Insurance and reinsurance holding company Berkshire Hathaway, on the other hand, is identified as being among the world’s largest non-responders to CDP’s request for emissions this year. In the same group were Apple Inc., Royal Bank of Canada, Caterpillar Inc., Amazon.com, Comcast Corporation, America Movil, Lukoil, Bank of China, National Oilwell Varco, Inc.
Paul Simpson, CEO of the Carbon Disclosure Project, says that extreme weather events are causing significant financial damage to markets and that investors therefore expect corporations to think more about climate resilience. “There are still leaders and laggards but the economic driver for action is growing, as is the number of investors requesting emissions data. Governments seeking to build strong economies should take note,” he says.
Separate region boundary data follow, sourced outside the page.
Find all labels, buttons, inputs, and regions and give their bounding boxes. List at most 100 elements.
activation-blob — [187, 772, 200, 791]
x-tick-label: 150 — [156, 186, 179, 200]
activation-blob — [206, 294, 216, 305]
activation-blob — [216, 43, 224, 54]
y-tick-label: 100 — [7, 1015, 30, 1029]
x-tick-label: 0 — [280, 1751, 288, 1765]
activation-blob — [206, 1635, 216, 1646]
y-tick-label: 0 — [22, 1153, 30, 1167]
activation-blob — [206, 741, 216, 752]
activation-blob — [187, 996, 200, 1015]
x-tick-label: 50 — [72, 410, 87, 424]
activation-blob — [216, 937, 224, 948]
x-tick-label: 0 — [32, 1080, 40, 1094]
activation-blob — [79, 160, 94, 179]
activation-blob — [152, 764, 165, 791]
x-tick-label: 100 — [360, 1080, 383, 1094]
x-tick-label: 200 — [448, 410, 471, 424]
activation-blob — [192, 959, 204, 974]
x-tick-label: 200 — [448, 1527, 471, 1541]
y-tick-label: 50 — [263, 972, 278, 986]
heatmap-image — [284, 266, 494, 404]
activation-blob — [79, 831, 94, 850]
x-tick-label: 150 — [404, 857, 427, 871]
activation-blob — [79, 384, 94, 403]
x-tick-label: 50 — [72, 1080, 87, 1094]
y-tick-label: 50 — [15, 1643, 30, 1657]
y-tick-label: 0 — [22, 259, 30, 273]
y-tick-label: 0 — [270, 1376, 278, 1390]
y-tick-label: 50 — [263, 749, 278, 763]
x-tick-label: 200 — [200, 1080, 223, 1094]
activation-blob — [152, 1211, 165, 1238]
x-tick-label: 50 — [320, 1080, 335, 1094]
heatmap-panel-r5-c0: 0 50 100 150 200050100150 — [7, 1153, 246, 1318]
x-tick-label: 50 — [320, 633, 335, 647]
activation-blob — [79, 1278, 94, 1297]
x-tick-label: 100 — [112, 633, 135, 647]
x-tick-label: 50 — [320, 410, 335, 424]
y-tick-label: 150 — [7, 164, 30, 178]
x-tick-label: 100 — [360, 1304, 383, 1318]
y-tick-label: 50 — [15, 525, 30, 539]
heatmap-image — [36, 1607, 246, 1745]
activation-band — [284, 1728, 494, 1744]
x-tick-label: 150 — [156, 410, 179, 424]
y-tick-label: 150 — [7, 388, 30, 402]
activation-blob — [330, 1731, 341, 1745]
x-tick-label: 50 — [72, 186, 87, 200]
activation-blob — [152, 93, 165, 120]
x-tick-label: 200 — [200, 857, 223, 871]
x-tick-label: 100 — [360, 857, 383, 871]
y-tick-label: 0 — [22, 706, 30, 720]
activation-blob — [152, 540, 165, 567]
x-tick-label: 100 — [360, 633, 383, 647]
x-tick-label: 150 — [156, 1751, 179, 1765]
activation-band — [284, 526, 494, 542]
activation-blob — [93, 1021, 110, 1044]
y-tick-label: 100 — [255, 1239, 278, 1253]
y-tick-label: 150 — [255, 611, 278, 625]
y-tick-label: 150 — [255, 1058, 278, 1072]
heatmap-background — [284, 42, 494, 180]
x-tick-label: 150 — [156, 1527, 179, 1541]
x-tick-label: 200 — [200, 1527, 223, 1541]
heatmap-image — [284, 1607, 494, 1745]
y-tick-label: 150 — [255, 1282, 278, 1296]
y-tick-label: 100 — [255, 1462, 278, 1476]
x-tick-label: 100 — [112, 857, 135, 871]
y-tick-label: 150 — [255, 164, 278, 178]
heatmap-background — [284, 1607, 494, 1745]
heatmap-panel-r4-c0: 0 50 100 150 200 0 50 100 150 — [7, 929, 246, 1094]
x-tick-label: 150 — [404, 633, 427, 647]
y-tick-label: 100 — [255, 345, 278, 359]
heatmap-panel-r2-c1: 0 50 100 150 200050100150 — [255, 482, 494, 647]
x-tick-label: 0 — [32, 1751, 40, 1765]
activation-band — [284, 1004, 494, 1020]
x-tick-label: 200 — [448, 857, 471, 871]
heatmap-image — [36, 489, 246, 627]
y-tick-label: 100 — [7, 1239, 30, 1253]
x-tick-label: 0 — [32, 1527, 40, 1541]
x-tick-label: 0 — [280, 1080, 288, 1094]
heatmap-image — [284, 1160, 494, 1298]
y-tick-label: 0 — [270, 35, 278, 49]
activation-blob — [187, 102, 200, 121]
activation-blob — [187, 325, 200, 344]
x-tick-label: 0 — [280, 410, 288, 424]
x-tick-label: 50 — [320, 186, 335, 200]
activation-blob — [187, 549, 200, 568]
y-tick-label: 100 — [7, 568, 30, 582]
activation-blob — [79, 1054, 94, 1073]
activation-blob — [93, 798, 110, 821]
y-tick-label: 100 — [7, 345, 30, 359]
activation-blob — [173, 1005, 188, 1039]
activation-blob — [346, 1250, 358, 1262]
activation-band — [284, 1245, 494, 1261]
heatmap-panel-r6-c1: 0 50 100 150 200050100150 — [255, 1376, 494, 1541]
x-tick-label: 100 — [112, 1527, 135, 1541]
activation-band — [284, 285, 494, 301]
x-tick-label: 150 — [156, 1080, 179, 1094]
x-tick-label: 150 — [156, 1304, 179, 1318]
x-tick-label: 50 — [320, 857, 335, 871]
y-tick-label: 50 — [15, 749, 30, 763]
Insurers and reinsurers are big investors in corporations and are likely to increase their investments as they become more diversified in their holdings in the flat financial markets.
But unlike other investors they also have a stake in climate resilience on the liability side of the balance sheet. So perhaps insurers and reinsurers should start asking their insureds for more data on their emissions to contribute to managing the risks around climate change. There is a micro and a macro risk element, after all. For example, corporations could face regulatory risk if they ignore emissions rules.
In addition, people, communities and even whole nations are increasingly exploring the possibility of suing individual companies. Energy companies especially have been hit with “climate change litigation”. None has succeeded yet, but the fact that it is happening shows which way the wind is blowing.
Big business seems to be in denial however. The average longer-term target for companies’ emissions reductions is currently only 1% per year, well below the 4% required by countries to limit global warming to 2 degrees, according to PWC.
A further round of government talks to reduce carbon emissions long-term will take place at the end of November in Doha, Qatar. (That’s a good place to hold the talks because Qatar has the biggest carbon footprint in the world, per capita, according to the WWF.)
Malcolm Preston, global lead, sustainability and climate change, at PWC says: “Even with progress year on year, the reality is the level of corporate and national ambition on emissions reduction is nowhere near what is required. The new ‘normal’ for businesses is a period of high uncertainty, subdued growth and volatile commodity prices. If the regulatory certainty that tips significant long term investment decisions doesn’t come soon, businesses’ ability to plan and act, particularly around energy, supply chain and risk could be anything but ‘normal’.”